Cosa ha detto ai suoi due figli della nonna?
È stato molto difficile decidere cosa dire loro. Il primo giorno abbiamo detto solo che era scoppiata la guerra e che eravamo preoccupati perché la nonna viveva lì vicino. Hanno cominciato a fare tante domande, abbiamo spiegato che semplicemente non sapevamo dove era la nonna. Non abbiamo voluto che sapessero che era stata rapita. Si sarebbero spaventati troppo. Domenica, però, hanno riaperto le scuole, dopo due settimane di chiusura. Abbiamo immaginato che qualcuno avrebbe potuto parlare degli ostaggi e avrebbero capito da soli. Allora abbiamo iniziato ad esprimere la nostra preoccupazione per il fatto che la nonna potesse essere stata rapita e portata a Gaza. Specie per il più grande, che ha 8 anni, è stata una giornata difficile, ha iniziato ad avere molta paura. Ma già il giorno dopo stava un pochino meglio.
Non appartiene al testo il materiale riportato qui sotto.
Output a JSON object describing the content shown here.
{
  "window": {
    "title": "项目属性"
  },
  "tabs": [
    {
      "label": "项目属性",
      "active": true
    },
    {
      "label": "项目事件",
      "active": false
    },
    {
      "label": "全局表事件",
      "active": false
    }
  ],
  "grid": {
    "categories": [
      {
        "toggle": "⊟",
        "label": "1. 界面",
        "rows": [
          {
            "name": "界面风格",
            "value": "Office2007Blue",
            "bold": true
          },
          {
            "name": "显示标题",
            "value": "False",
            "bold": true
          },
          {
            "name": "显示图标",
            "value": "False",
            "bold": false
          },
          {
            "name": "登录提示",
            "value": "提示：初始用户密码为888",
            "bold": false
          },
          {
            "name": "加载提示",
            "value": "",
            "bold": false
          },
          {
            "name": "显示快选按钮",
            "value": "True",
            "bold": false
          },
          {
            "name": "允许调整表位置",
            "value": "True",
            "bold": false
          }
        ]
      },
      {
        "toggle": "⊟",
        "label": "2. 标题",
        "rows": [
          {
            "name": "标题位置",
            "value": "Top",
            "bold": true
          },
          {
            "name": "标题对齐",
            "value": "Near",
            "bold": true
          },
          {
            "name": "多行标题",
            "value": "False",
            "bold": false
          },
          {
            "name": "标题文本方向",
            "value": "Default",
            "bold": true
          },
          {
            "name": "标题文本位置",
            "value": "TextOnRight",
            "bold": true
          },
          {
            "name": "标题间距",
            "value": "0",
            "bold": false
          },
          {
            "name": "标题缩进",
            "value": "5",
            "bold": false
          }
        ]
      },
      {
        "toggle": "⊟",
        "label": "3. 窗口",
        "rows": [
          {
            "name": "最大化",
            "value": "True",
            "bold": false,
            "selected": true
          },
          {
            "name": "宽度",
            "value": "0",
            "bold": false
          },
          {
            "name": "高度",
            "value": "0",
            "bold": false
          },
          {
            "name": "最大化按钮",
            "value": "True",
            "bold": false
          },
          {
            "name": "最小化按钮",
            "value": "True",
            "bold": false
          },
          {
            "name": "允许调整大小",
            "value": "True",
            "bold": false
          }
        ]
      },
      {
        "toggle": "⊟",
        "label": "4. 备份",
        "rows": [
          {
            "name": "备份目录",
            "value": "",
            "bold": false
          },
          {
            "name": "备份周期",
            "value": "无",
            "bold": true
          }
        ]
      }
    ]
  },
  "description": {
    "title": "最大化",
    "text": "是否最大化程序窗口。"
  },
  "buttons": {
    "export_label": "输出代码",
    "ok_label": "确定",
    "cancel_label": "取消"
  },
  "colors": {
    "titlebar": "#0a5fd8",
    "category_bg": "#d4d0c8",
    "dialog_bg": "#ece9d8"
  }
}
Domenica scorsa il Papa ha parlato al telefono col Presidente americano Biden e ha ripetuto il suo appello per la liberazione degli ostaggi
Non lo sapevo, ma sono grata. Perché davanti a un tale crimine contro l’umanità, spero che tutti coloro che hanno autorità, di qualsiasi genere, per intervenire in qualche modo, la usino per riportare i nostri cari a casa. Sono felice di sapere che anche il Papa sta facendo tutto quello che può.